This post is part of a project to watch the Film Bloggers’ 100 Favorite Non-English Films.
Der Blaue Engel (The Blue Angel)
Germany 1931; dir: Josef von Sternberg
starring: Emil Jannings, Marlene Dietrich
screened 7/5/08; New Beverly Cinema
Previous Viewing Experience: Never seen it, nor anything else directed by von Sternberg or starring Jannings, though I’ve seen several later Dietrich films.
Knowledge Before Viewing: In a meta sense, I’m aware that von Sternberg and Dietrich are a well-known actress-director team, and that Dietrich made waves for her masculin costuming in this and/or her other films with him. More specifically, I know the basic story has something to do with a straight-laced professor who gets angry at his students for lusting after a sexy showgirl, but then he feels a bit differently once he actually sees said showgirl. I’m not looking forward to this one too terribly much. It sounds like an offputting combination of dirty old man lechery and moralizing. Add in early sound era awkwardness, and yeah. Sorta ambivalent. Hopefully seeing it in a theatre (fortuitous timing on the New Beverly’s part!) will help.
Brief Synopsis: My pre-viewing synopsis is fairly close, actually. The Professor (Jannings) finds his students sneaking off to the local cabaret, but when he goes there to catch them at it, he ends up falling for Lola Lola (Dietrich) himself. She encourages him and eventually they marry. But when the show goes back on the road, he’s reduced to performing clown parts to earn his keep and stay with her.

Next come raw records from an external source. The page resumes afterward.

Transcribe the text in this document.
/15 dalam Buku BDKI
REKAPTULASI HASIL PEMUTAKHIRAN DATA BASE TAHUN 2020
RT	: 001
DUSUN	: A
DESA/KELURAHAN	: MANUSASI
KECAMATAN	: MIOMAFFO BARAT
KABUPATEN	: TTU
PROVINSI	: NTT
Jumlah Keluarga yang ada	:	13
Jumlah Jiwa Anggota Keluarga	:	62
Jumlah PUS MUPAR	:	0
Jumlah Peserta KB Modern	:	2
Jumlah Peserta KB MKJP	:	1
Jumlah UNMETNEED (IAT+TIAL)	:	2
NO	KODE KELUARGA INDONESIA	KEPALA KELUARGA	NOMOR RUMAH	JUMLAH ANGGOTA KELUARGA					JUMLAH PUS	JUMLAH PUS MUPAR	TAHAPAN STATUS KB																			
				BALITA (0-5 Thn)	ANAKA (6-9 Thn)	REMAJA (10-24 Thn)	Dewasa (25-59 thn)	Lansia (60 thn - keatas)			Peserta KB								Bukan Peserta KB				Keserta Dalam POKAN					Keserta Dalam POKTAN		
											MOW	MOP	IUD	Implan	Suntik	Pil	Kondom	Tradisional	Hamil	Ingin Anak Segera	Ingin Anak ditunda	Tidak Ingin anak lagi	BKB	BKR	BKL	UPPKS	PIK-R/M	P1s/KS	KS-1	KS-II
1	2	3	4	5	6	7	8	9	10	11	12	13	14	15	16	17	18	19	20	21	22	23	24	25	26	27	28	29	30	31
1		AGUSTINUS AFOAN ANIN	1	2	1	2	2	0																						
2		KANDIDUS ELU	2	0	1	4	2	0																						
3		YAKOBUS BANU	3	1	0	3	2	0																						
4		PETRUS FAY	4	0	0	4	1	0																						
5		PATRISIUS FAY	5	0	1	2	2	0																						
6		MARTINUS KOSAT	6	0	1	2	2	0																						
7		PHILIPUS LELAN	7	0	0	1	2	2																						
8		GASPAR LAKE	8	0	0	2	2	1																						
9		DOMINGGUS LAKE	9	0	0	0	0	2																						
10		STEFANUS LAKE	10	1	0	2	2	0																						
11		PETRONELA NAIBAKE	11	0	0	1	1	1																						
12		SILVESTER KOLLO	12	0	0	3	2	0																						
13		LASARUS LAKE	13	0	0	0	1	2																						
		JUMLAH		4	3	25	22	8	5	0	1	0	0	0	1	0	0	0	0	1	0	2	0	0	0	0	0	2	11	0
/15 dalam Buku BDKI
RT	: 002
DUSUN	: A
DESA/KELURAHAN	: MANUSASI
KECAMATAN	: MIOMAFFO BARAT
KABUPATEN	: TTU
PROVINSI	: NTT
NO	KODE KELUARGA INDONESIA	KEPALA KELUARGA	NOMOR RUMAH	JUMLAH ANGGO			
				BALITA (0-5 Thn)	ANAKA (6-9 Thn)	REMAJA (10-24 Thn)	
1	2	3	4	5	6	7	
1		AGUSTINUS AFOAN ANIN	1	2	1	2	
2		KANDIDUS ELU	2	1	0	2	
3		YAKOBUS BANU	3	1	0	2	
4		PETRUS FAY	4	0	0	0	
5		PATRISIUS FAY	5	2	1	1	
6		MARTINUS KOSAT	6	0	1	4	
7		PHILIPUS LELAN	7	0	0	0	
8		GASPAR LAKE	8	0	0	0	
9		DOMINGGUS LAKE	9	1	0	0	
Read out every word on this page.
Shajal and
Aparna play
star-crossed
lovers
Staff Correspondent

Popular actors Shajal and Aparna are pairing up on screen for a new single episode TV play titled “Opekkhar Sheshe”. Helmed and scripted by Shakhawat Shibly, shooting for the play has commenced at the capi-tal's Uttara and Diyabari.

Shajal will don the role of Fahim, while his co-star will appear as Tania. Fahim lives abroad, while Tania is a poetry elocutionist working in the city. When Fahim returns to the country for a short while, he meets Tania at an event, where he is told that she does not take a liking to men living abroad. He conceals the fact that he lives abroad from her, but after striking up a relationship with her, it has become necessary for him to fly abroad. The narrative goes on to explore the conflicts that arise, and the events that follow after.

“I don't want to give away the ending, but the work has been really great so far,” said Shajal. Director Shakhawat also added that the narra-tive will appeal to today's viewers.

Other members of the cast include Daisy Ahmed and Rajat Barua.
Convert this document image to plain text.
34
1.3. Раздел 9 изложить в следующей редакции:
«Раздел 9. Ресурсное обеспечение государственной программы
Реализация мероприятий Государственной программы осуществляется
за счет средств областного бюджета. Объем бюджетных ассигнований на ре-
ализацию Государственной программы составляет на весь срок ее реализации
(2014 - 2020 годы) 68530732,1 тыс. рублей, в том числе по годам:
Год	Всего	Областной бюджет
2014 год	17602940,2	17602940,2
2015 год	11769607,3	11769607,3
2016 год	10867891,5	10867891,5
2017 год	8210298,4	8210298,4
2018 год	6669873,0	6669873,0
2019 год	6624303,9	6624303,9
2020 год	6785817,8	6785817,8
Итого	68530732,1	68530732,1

Response: I wound up liking this a lot more than I initially expected to. One of my favorite films it probably won’t ever be, but it was definitely worthwhile at least seeing once to experience such a young Marlene Dietrich. She’s absolutely delightful from start to finish (outside of, perhaps, a few scenes near the end where she gets to be quite the little bitch). The story is far more focused on the Professor, though, and his fall from esteemed academic and community leader to pathetic joke after he marries Lola. And this being to some degree a Gemran Expressionist film, his decline gets a little on the overwrought side at times. I did particularly like the recurring bird imagery – both the Professor and Lola keep birds, linking them before they’re, um, linked, and an early shot of a dead bird provides a foreshadowing glimpse of how this is all going to work out. In terms of moralizing, the message is apparently “don’t marry flighty showgirls much younger than you because it’ll ruin your life.” Which, actually, is probably good advice.